Despite having borders all the way to the Sea of Japan, why doesn't Russia have any major cities on their east coast?

by couturewretch
Kochevnik81

From a previous answer I wrote, with some editing:

As far as Russia east of the Urals goes, this area is not that underdeveloped. Four of Russia's ten largest cities are located there: Yekaterinburg and Chelyabinsk in the Urals region and Omsk and Novosibirsk in Siberia. These areas are significant grain-producing regions, especially Western Siberia. Starting in the 1930s, the Urals and Siberian regions also saw major industrial development, starting with the 1929 Five Year Plan and accelerating during World War II. Uralmash in Yekaterinburg (then-Sverdlovsk) was a major tank producer for the Soviet war effort in 1941-1945, and the "Kuzbas" (Kuznetsk Basin) in Siberia is a major coal producing and metallurgical region.

So the question is less why are those particular parts of the Urals and Siberian regions developed, and more why do the settled, economically productive regions suddenly stop.

I hesitate to give one simple answer why these areas were underdeveloped, but one item that I would point to that poses a particular challenge and that might get overlooked is permafrost. Once you get beyond Western Siberia, the rest of the Siberian and almost all of the Far Eastern regions are completely within a zone of continuous permafrost that stretches from the Arctic Ocean coast into northern Mongolia (and technically continues into the Tibetan Plateau). In comparison, the area covered by permafrost in North America is much smaller in absolute and relative terms.

Building (roads, railways, towns, you name it) in this area is exceptionally challenging. There is an "active layer" over the continuous permafrost that melts and freezes with changes in temperatures - this can cause conditions such as "frost heave" and uneven melting and freezing that move the ground and cause damage to buildings, bridges, roads and pipelines. Those very structures themselves can generate heat that contributes to the problem. In spring and summer, the layer of permafrost also means that plants can only put down relatively shallow roots, and that meltwater often stays undrained at and near the surface in very swampy conditions. Before steamships were used, for example, it was often easier to travel on major Siberian rivers such as the Ob, Yenisei and Lena in the winter when they were frozen, rather than trying to traverse swampy regions around the thawed rivers.

Which is not to say that these regions were not colonized, just that they were done at great financial and human cost. The settlements that proved most profitable in these regions tended to be mines, such as Norilsk (which means metals such as nickel and copper), and the Kolyma region, which produced gold. Both of these areas were originally developed with the significant use of forced labor from camps in the 1920s and 1930s, with the Kolyma gold mines and fields being under the jurisdiction of "Dalstroy", which was probably one of the only actually profitable portions of the Stalin-era forced labor system.

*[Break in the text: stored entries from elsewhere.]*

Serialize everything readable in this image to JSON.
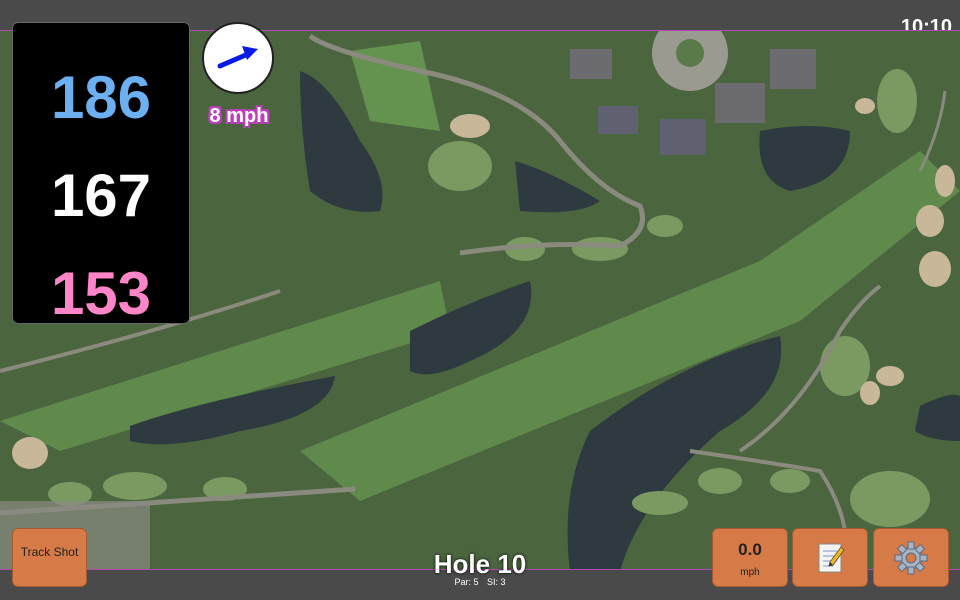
{
  "status": {
    "time": "10:10"
  },
  "distances": {
    "back": "186",
    "middle": "167",
    "front": "153"
  },
  "wind": {
    "speed": "8 mph",
    "direction_icon": "arrow-right-up"
  },
  "buttons": {
    "track_shot": "Track Shot",
    "speed_value": "0.0",
    "speed_unit": "mph",
    "notes_icon": "notepad-icon",
    "settings_icon": "gear-icon"
  },
  "hole": {
    "title": "Hole 10",
    "par": "Par: 5",
    "si": "SI: 3"
  },
  "colors": {
    "back": "#6cb0f2",
    "middle": "#ffffff",
    "front": "#ff85c9",
    "button": "#d67a47",
    "outline": "#c03cc0"
  }
}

So, in short, in addition to a severe climate, the challenging nature of building settlements in permafrost areas meant that only areas that had strong strategic or economic value tended to get developed, and even then at great expense. Finally, it's worth noting that developing infrastructure in this region can be challenging enough, but this infrastructure needs very high levels of maintenance to remain usable. An infamous example of the adverse effects of neglecting this would be with the Baikal-Amur Mainline, which was a railway further north of the Trans-Siberian (and thus further away from the border), which was announced and build with great fanfare (and great expense) during the Brezhnev years. However, even after its construction, it has been heavily underutilized and required extensive reconstruction just to keep portions of it in service.

A current add-on: another historic process I would note is the tendency of Russia to try to push south, and succeeding to varying degrees depending on how strong its southern neighbors have been. So the area around Amur and current-day Vladivostok had been off limits to Russians ever since the 1689 Treaty of Nerchinsk with the Qing, and this held until those regions were annexed by Russia in 1858. Even after this time, Russia preferred to run the Trans-Siberian Railway through Manchuria to Vladivostok (and also to Port Arthur aka part of modern-day Dalian) rather than through Russian territory. The current line on Soviet/Russian territory was only built in 1930. So the general thrust of development has always gone southwards rather than northeastwards, largely for the reasons mentioned above.